However, any purposeful or meaningful creative development yielded temporarily to the documentation of an adulthood newly arrived at: “I was going to the beach a lot with my friends and getting drunk, and I always had my camera. I just wanted to capture all the moments that I was experiencing for the first time. Up until I was eighteen, I was always at home painting. I didn’t really have any friends that I could hang out with.”
By the end of that summer, comfortable with his equipment and assured in his ability, he prepared a portfolio, something he never got a chance to do in school, for reasons many LGBT+ people will recognise as more or less broadly familiar: “I was really going through it, just trying to survive. I was fighting with students and teachers all the time. I was so angry at the world. It was the darkest moment. Getting kicked out [of school] and realising that [what happened] was such unfair treatment. I went into a super low depression and tried to kill myself. I wasn’t thinking about school at all.”
Eventually, armed with a strong body of work, Steven was accepted by IADT to study photography. The prohibitive cost of the course later dawned on him, but it didn’t hold him back: I was distraught, but I ended up teaching myself. I’d taught myself everything I know up until that point anyways. I just want to learn the things that I want to learn, so I did that.”
Given the details that he has shared, it’s unsurprising that escapism informs Steven’s understanding of, and approach to photography. It’s what he likes to see, and what he likes to create: “When I first started taking photos, I was going through such a dark time, I just wanted to create new places that I wanted to go to. That’s stuck with me, I guess. I also like to have a little bit of story, and I really try and put the atmosphere that I’m feeling, or the colours that I’m seeing into that moment.”
One of his most recognisable works is his Dublin drag photo essay, The Dreamers which appeared in GCN. Lensed with sensitivity and intimacy, and laced with romance and drama, the portraits are at once as innocent as they are in-your-face. Next up is a return to, and an expansion of this subject. Dreamers in Drag will comprise a YouTube series in which Steven interviews eight queens from the Dublin scene, taking viewers behind the scenes of how he shoots and edits. It launches later this week. Afforded a sneak peak during this interview, his process is mindblowing.

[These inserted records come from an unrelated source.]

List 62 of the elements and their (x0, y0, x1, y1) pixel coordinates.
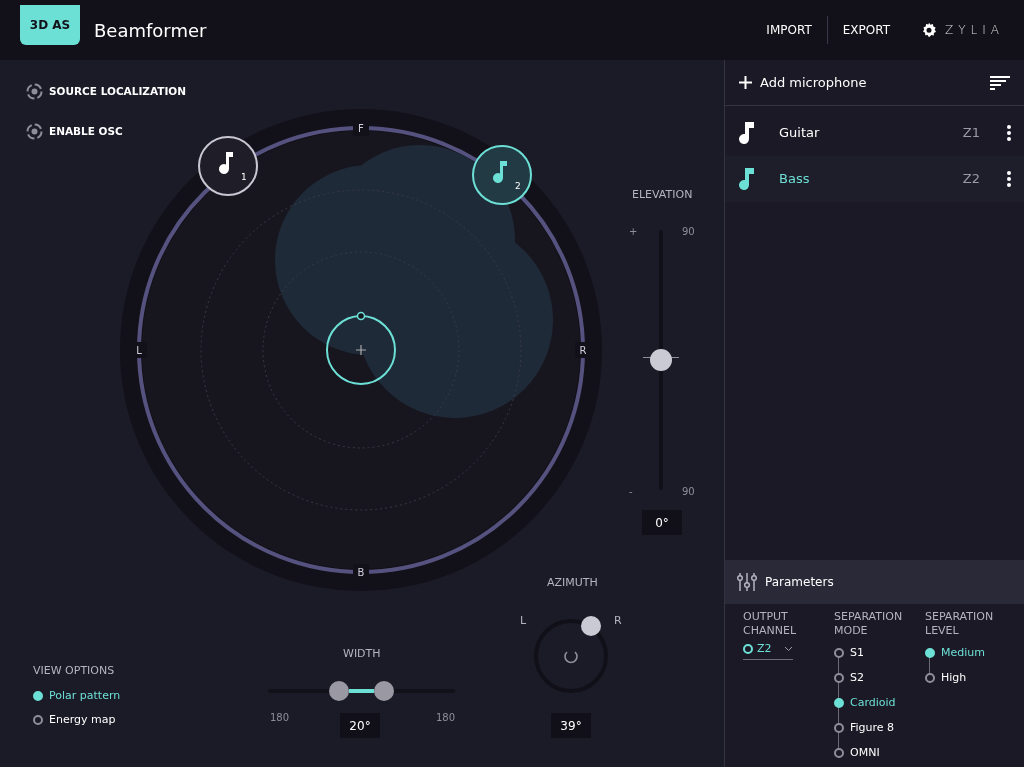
settings-icon[interactable] (921, 22, 937, 38)
option-radio[interactable]: S1 (834, 640, 915, 666)
width-thumb[interactable] (373, 681, 394, 701)
left-label: L (520, 613, 527, 629)
field-label: OUTPUT CHANNEL (743, 610, 797, 638)
option-radio[interactable]: Medium (925, 640, 1006, 666)
elevation-thumb[interactable] (650, 349, 672, 371)
music-note-icon (739, 122, 755, 144)
target-icon[interactable] (26, 83, 43, 100)
menu-button[interactable]: IMPORT (751, 21, 827, 39)
direction-label: B (357, 567, 365, 578)
section-label: VIEW OPTIONS (33, 663, 116, 679)
view-option[interactable]: Polar pattern (33, 687, 121, 704)
sort-icon[interactable] (990, 75, 1010, 90)
azimuth-value[interactable]: 39° (551, 713, 591, 738)
width-thumb[interactable] (329, 681, 350, 701)
minus-label: - (629, 485, 633, 499)
sound-source[interactable]: 1 (198, 136, 258, 196)
toggle-label: SOURCE LOCALIZATION (49, 83, 186, 99)
max-label: 180 (436, 711, 456, 725)
plus-icon (739, 76, 752, 89)
option-radio[interactable]: S2 (834, 665, 915, 691)
direction-label: R (579, 345, 587, 356)
elevation-label: ELEVATION (632, 187, 693, 203)
min-label: 90 (682, 485, 695, 499)
width-value[interactable]: 20° (340, 713, 380, 738)
direction-label: L (136, 345, 142, 356)
right-label: R (614, 613, 622, 629)
target-icon[interactable] (26, 123, 43, 140)
panel-title: Parameters (765, 574, 834, 591)
music-note-icon (739, 168, 755, 190)
app-badge: 3D AS (20, 5, 80, 45)
output-channel-dropdown[interactable]: Z2 (743, 640, 793, 660)
menu-button[interactable]: EXPORT (827, 21, 905, 39)
sound-source[interactable]: 2 (472, 145, 532, 205)
field-label: SEPARATION MODE (834, 610, 904, 638)
option-radio[interactable]: Cardioid (834, 690, 915, 716)
listener-handle[interactable] (326, 311, 396, 385)
plus-label: + (629, 225, 638, 239)
microphone-item[interactable]: Guitar Z1 (725, 110, 1024, 156)
option-radio[interactable]: OMNI (834, 740, 915, 766)
view-option[interactable]: Energy map (33, 712, 121, 729)
add-microphone-button[interactable]: Add microphone (739, 72, 867, 93)
more-icon[interactable] (1006, 170, 1012, 188)
polar-field-drawing[interactable] (120, 109, 602, 591)
elevation-value[interactable]: 0° (642, 510, 682, 535)
option-radio[interactable]: High (925, 665, 1006, 691)
azimuth-label: AZIMUTH (547, 575, 598, 591)
width-label: WIDTH (343, 646, 381, 662)
microphone-item[interactable]: Bass Z2 (725, 156, 1024, 202)
max-label: 90 (682, 225, 695, 239)
direction-label: F (358, 123, 364, 134)
app-title: Beamformer (94, 18, 207, 43)
field-label: SEPARATION LEVEL (925, 610, 995, 638)
brand-logo: ZYLIA (945, 22, 1004, 39)
toggle-label: ENABLE OSC (49, 123, 123, 139)
sliders-icon (737, 572, 757, 592)
option-radio[interactable]: Figure 8 (834, 715, 915, 741)
more-icon[interactable] (1006, 124, 1012, 142)
min-label: 180 (270, 711, 290, 725)
chevron-down-icon (784, 645, 793, 652)
azimuth-knob[interactable] (531, 615, 611, 695)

It’s readily apparent that Steven was dealt a difficult hand. Without ever slipping into victimhood, he’s the first to admit how tough it was to play. But he played it nonetheless and it’s coming up good. The last word is his: “I hope I’m not going to sound like I’m taking such pity on myself, I really want to make the point that after all the shit, it taught me a great deal [about] work ethic and drive.” Right on.